I don't have a large collection of brass lamps but enough to gaze upon and make me feel happy. The reflection in the polished brass is the door to the past when these were fitted to vehicles. The lamps here are from several countries: The single large lamp on its own post is a spot lamp that would have been mounted in a bracket on the dashboard or a post next to the driver that most likely would have been attached to the running board. It is made by PHARE in Paris , France is 8 1/4 inches deep and the face/lens is 9 1/4 inches , has a thick mirror back inside to make the light from the gas burner shine even brighter.

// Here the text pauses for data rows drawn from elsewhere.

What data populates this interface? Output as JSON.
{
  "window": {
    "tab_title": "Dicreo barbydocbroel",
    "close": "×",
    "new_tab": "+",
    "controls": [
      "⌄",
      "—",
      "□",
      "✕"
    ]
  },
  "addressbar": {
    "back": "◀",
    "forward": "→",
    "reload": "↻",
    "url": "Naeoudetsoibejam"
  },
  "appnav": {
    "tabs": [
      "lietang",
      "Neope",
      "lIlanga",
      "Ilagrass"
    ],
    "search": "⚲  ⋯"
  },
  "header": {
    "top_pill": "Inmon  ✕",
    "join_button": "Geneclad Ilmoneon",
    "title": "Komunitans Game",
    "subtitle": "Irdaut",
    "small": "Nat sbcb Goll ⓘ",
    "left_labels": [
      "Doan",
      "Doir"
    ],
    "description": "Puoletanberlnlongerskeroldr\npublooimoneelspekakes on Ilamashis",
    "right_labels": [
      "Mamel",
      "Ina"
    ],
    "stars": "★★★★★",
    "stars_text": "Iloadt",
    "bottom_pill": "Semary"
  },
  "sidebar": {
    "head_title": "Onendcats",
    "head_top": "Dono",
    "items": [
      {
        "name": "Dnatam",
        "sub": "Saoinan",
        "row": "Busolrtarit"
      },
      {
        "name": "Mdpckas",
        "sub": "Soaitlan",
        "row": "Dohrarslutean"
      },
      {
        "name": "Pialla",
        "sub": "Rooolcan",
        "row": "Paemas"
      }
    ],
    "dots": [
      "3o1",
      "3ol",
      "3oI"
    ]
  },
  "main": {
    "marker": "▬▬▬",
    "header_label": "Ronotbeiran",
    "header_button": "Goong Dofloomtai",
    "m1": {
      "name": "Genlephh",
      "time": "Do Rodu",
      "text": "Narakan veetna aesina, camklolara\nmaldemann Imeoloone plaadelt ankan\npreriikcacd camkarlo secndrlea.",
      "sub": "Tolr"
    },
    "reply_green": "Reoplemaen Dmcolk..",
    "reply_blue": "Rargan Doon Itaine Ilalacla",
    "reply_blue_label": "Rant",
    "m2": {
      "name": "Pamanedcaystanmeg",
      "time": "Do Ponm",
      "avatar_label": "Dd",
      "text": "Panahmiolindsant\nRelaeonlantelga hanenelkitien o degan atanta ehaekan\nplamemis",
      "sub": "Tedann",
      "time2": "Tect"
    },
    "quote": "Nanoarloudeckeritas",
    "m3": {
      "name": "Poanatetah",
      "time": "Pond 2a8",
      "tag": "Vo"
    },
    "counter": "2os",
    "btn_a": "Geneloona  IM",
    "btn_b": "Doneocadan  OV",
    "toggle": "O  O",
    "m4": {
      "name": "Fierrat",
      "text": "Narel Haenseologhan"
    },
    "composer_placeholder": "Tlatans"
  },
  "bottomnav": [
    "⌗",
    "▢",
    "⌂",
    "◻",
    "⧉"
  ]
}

It was able to turned on by a friction scrape inside the lamp itself - see exterior and interior views/photos. there is a handle mounted to the back of the light to aim it at an object.

 

the single lamp is a self generating lamp ( has its own self contained fuel supply inside the lamp) made in Birmingham ,England by Powell & Hamner . who labeled it a "motor headlamp". 10 1/2 inches high 8 inch face/lens, 11 1/2 inches long

 

The pair of lamps are American made by Dietz - No. 3 , huge lamps in all respects

 

The tail light is made in the USA by Winchester, N0. 3.

 

Enjoy - Walt G.

PS no I do not enjoy polishing them! but winter is about to be upon us so guess what I will be doing?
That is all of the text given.